Open up your surveys that you’ve completed over the
course of the last week – I hope, ha-ha – and we’ll go
through and finish that off.
Now before we get into actually doing it, let’s talk about
why you want to. Ha-ha, and I think that you probably
already know the answer to this: there is a common
order of questions that people need answers to as they
use your site. We’re going to talk next week about the
answers that your page should offer up quickly for new
users that will, you know, minimize bounce and increase
engagement, that sort of stuff. But, but that’s going to be
separate from talking about your specific messages, and
that’s what we’re talking about here.
29:17 So let’s look now at the hierarchy for App Design Vault.
Now I’d like to point out that the language that we’re
using in the messaging hierarchy will not necessarily be
the actual language that will end up on your page. This is
the order of messages, and as we go through and look at
these messages, we will be able to identify where we
need to go and grab some verbatim from further down in
the research report itself, or the summary. So for App
Design Vault, this was the order of the messages that we
knew or we hypothesized we needed to organize the
information in.
35:01 And then I wanted to list out, and I would hope that you
would also list out, other messages that are rising to the
surface, but not big enough to create their own space on
the page, or to warrant full messaging intention. Those
are little things like everything that we listed here for
App Design Vault around being a one-stop shop for UI.

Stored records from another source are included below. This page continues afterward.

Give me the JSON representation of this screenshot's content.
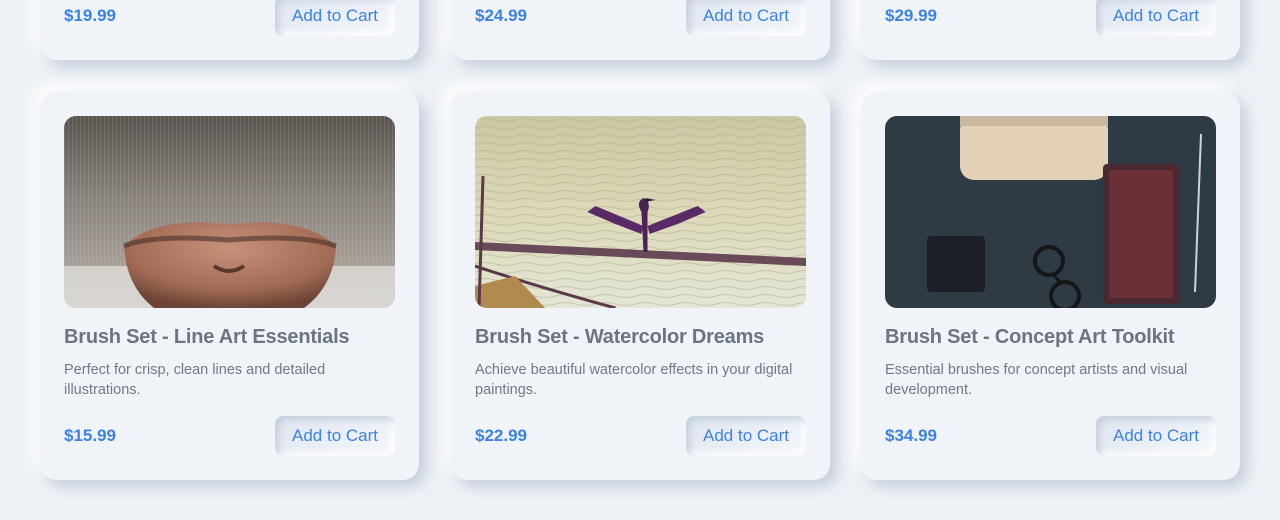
{
  "products_top": [
    {
      "price": "$19.99",
      "button": "Add to Cart"
    },
    {
      "price": "$24.99",
      "button": "Add to Cart"
    },
    {
      "price": "$29.99",
      "button": "Add to Cart"
    }
  ],
  "products": [
    {
      "image": "cat-nose-closeup",
      "title": "Brush Set - Line Art Essentials",
      "description": "Perfect for crisp, clean lines and detailed illustrations.",
      "price": "$15.99",
      "button": "Add to Cart"
    },
    {
      "image": "cormorant-on-water",
      "title": "Brush Set - Watercolor Dreams",
      "description": "Achieve beautiful watercolor effects in your digital paintings.",
      "price": "$22.99",
      "button": "Add to Cart"
    },
    {
      "image": "desk-flatlay",
      "title": "Brush Set - Concept Art Toolkit",
      "description": "Essential brushes for concept artists and visual development.",
      "price": "$34.99",
      "button": "Add to Cart"
    }
  ],
  "colors": {
    "background": "#eef2f7",
    "accent": "#3b82e6",
    "title": "#6b7482"
  }
}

They are good ideas to pull out, and perhaps some of
them would be great ways to position, um,
AppDesignVault.com or the solutions themselves and
they could be tested as prominently placed messages at
some point, and slowly work their way up to be tested as
perhaps, a headline.
So, I hope that that helps you as you are going through
all of your data and trying to piece together this
messaging hierarchy. Think about what people are
looking for, think about how to group those messages in
meaningful ways, and also think about how they’ll be
positioned in the end. Don’t let your own desires, of
course, get in there, right, if you – that’s the hardest part,
maybe, what you already think is the right order of
messages to put things in, and you may be looking
through your data for validation rather than looking
through objectively for the right order of the messages.